All vision foundation models are restricted to tasks in a pre-defined form, struggling to match the open-ended task capability. VisionLLM aims to flexibly manage vision-centric tasks (obj det, instance seg, etc) with language instructions.

The main contribution is in the decoder, and seems to be a more user-friendly way to manage/unify multiple tasks than pix2seq v2, and can generate to multi-modal input. Also, VisionLLM uses pretrained LLM, where pix2seq is trained from scratch.

The "output format as query" trick seems a nice way to speed up inference, but it breaks the beauty of the next-token prediction paradigm and has to resort to inductive bias or prior knowledge of specific tasks.

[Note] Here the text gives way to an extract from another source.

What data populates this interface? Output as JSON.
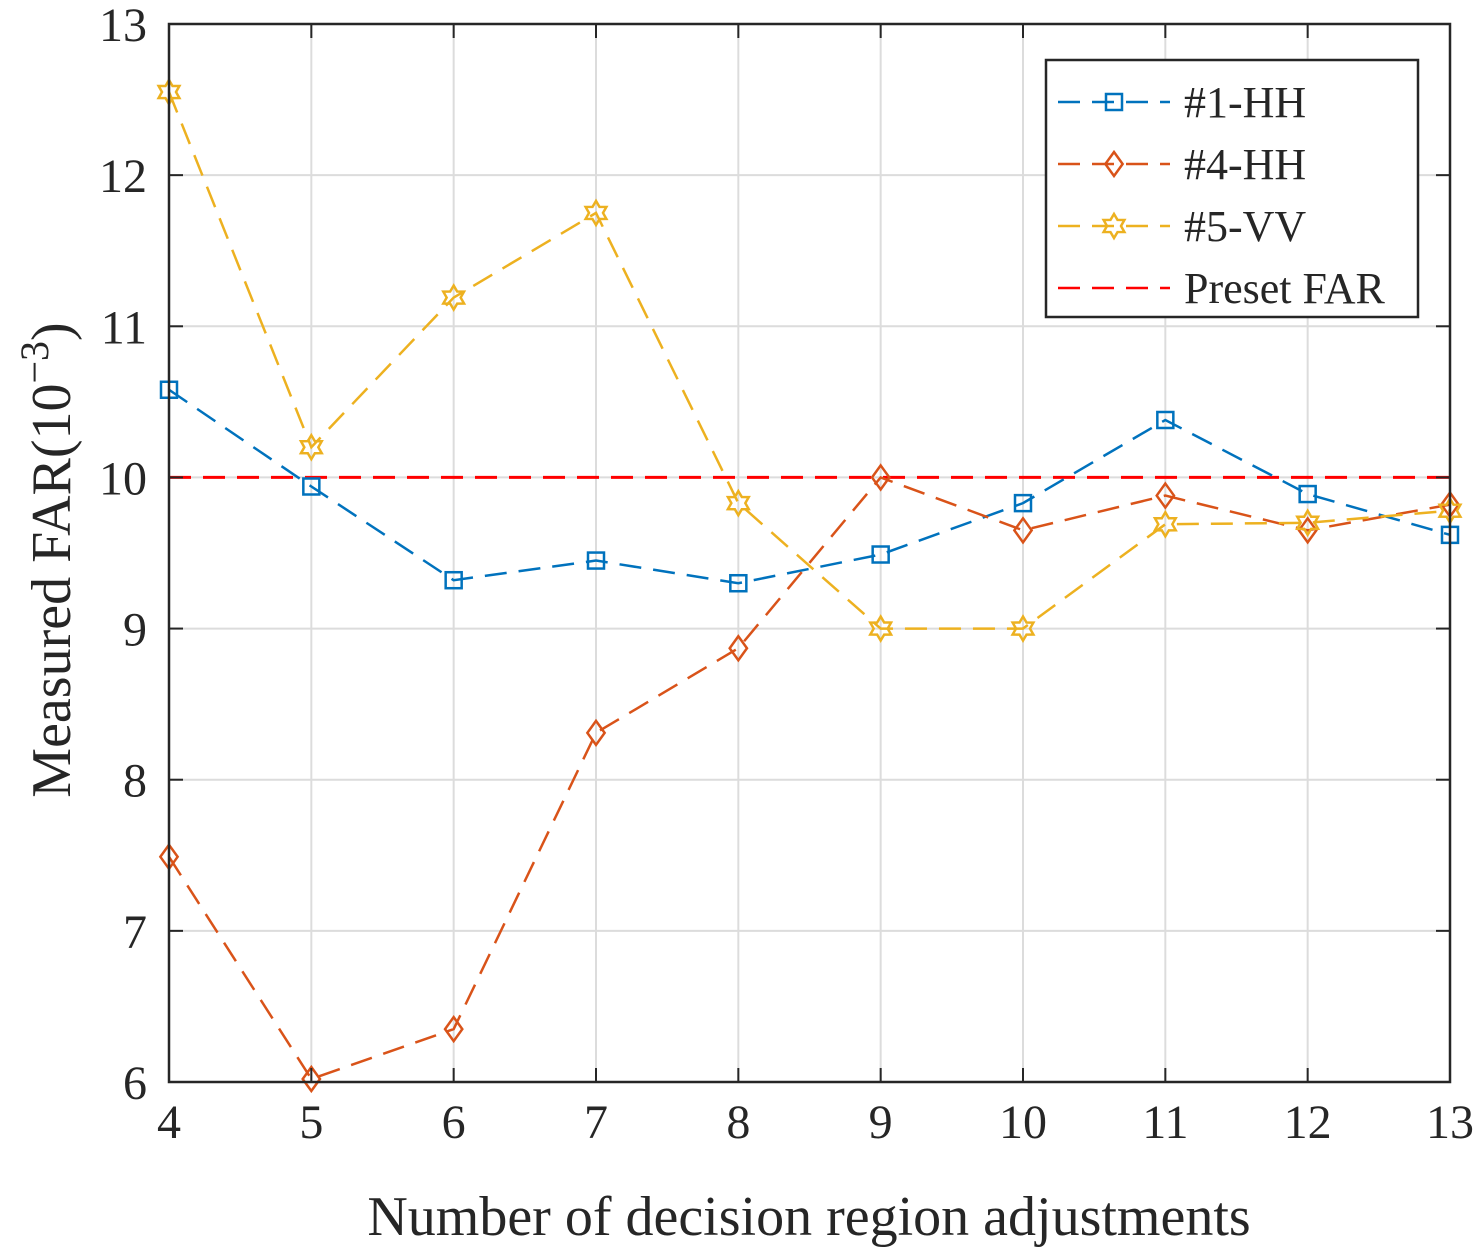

VisionLLM seems to be the only work that can tap into the potential of a pretrained LLM, and also able to output fine-grained control signal (such as bbox coordinates). --> This is a great inspiration to leveraging LLM for prediction and planning for autonomous driving.

Key ideas

  • Three parts
    • A unified language instructions for vision-language tasks (a flexible and uniform task description format)
    • Language-guided image tokenizer.
    • LLM-based task decoder.
  • Architecture details
    • The visual perception tasks did share one common format (C, P).
    • The image tokenizer is a bit like Perceiver, also adopted by Flamingo, and DETR. A predefined number of latent input queries are used to cross-attend the image features.
  • Output-format-as-query
    • this trick in LLM-based task decoder helps solving the slow inference problem of autogressive (or causal, as the paper calls it) models. The output format acts as slots to be filled in, and these queries can generate output all at the same time.
    • However, this formulation breaks the beauty and simplicity of using next-token supervision, and has to resort to bipartite matching as in DETR.
  • Open-endedness and generalization
    • Task description is human-like. Trained with self-instruct to generalize to multiple related or equivalent format.
    • The model can generalize to different numbers of segmentation points (with 8 points vs 16 points), and different classes in object detection (detecting more classes, or ignoring more classes), according to a category set (dict).

Technical details

  • Other related tasks
    • A different way to manage expert models is via APIs like HuggingGPT. It is not quite end-to-end as VisionLLM.
    • Visual prompt tuning: gives image and masks as demonstrations. The generalization of the task format to various real-world problem is hard. We need a more generalized format.
    • Previous works focus on image to text tasks (such as Flamingo, OFA) but not on vision-perception tasks.
  • Visual grounding: locate objects in an image according to natural language discription.
  • VisionLLM achieves performance on object detection on-par with detection-specific models.

Notes

  • The LLM-based image tokenizer and LLM-based task decoder share the same description of the task.
    • The effectiveness and necessity of the language-guided image tokenizer is unclear. --> Can we just use the normal image feature as condition, like in pix2seq? The LLM-based task decoder is indeed very useful and is a user-friendly way to manage vision-centric tasks with enough flexibility.
    • How does pix2seq v2 unifies multiple tasks?
  • Language-guided image tokenizer. generates language-aware visual features --> How important is this language-awareness? It is important for visual grounding but not for object detection.